Last-minute bills offer up wins for New York farmers

 

The following may be attributed to NYFB President David Fisher:

 

“The flurry of bills that were quickly passed in the final days of session had a number of bright spots for New York Farm Bureau members.

 

We are grateful that lawmakers were successful in giving craft spirit and cider makers the ability to directly ship to their customers. This will create new opportunities for our members to take advantage of interests from tourists and customers who cannot find their favorite local farm beverages in their liquor stores. We are especially grateful to Sen. James Skoufis and Assemblymember Donna Lupardo who carried this across the finish line. It is a new lifeline for many struggling distilleries and cideries.

 

We are also pleased that the legislature amended the farmworker overtime tax credit that will ensure all farms have access to this important state investment. Labor costs continue to rise, and this will help all farms cover an overtime threshold that will continue to drop over the next decade. It is the right balance for our farms and farmworkers.

 

New York Farm Bureau also successfully opposed bills that weren’t approved that would have only added to the cost of doing business in an already expensive state.
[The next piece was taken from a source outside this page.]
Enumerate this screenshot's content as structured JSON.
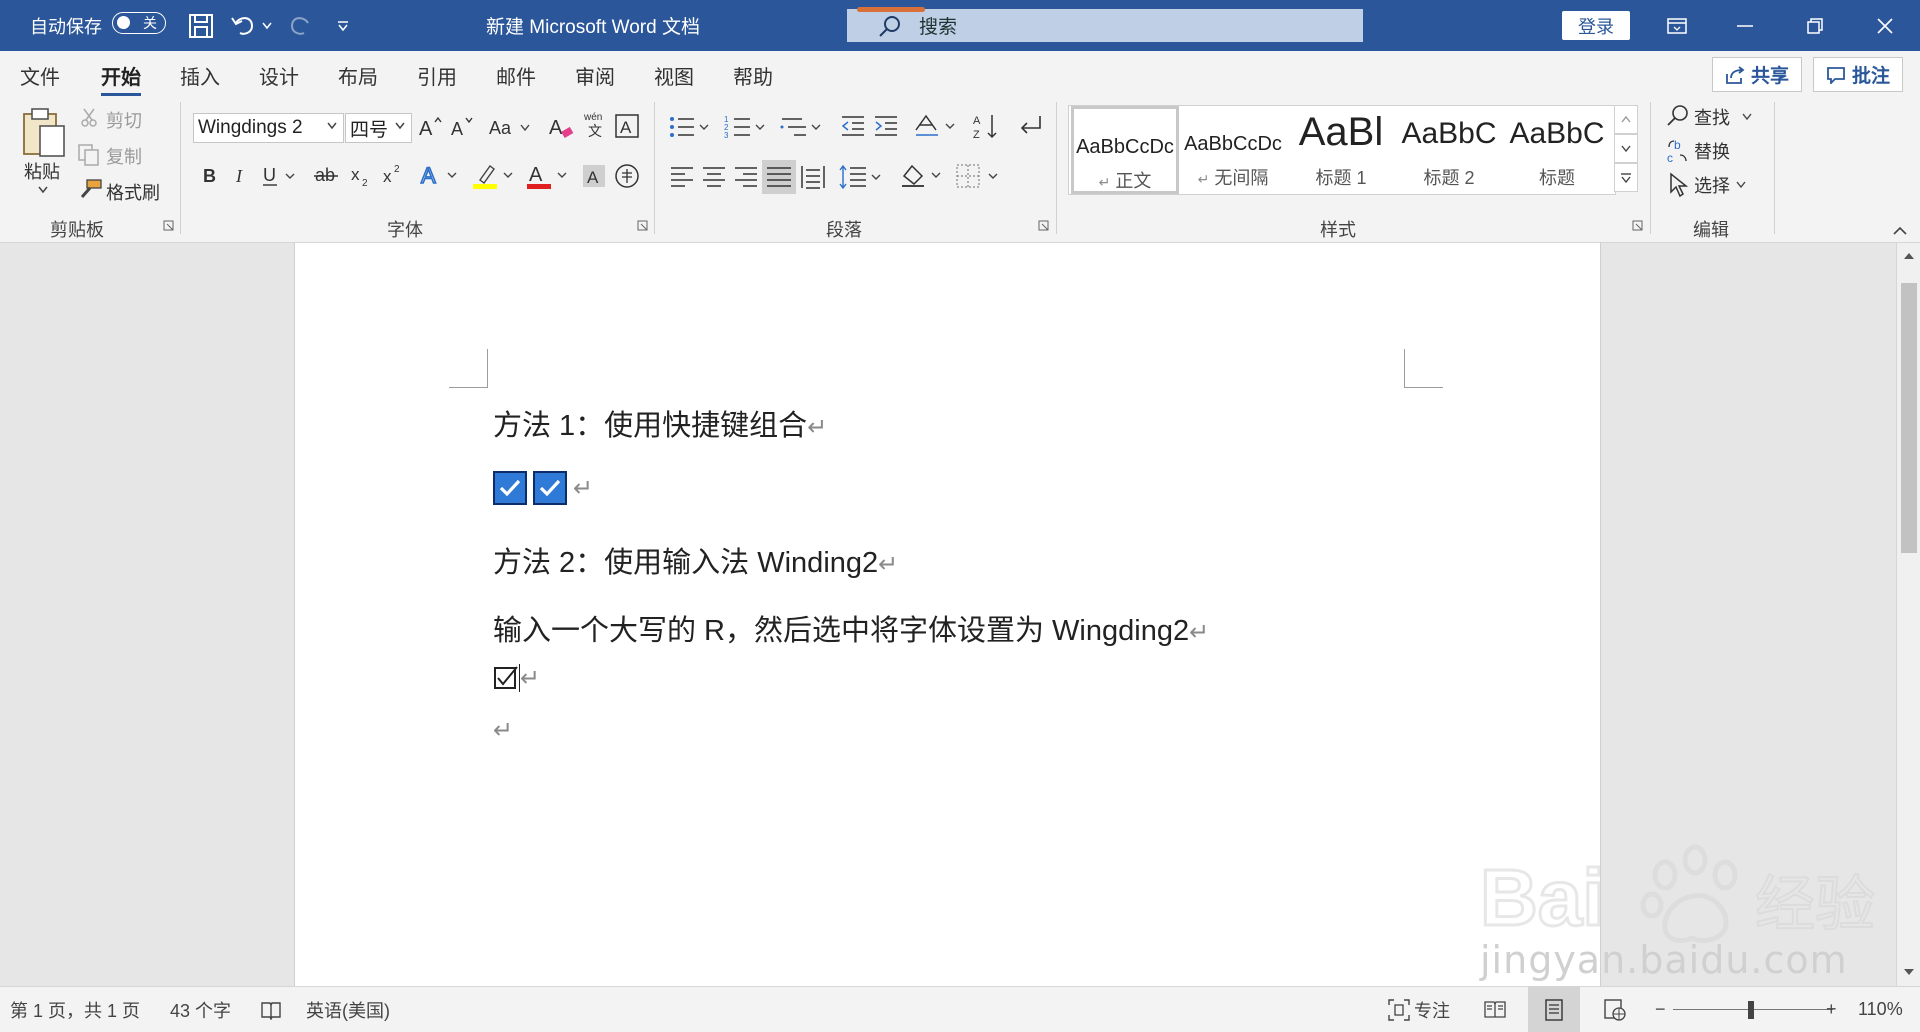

The passage of the Extended Producer Responsibility (EPR) Act would have upended the state’s recycling program and especially burdened agricultural producers and food processors, ultimately making food more expensive in the stat at a time consumers are facing continued inflation.

 

Likewise, the TEMP Act that would have set new workplace standards when temperatures top 80 degrees, hardly a heat extreme, also did not pass either the senate or assembly. Farmers must already follow strict federal OSHA standards and provide drinking water and common-sense safety measures to keep employees safe. This bill would have gone further by mandating health screenings and additional paperwork. Our farmers are not health professionals and forcing this would have been irresponsible and would have only added to the regulatory burden they currently face.”

 

We are appreciative that calmer heads prevailed on each of these bills.

 

New York Farm Bureau has long said that solutions to address the challenges our state is facing must come by working together. We appreciate lawmakers’ thoughtfulness in their approach to passing bills and finding reasonable solutions that will not impede local food production.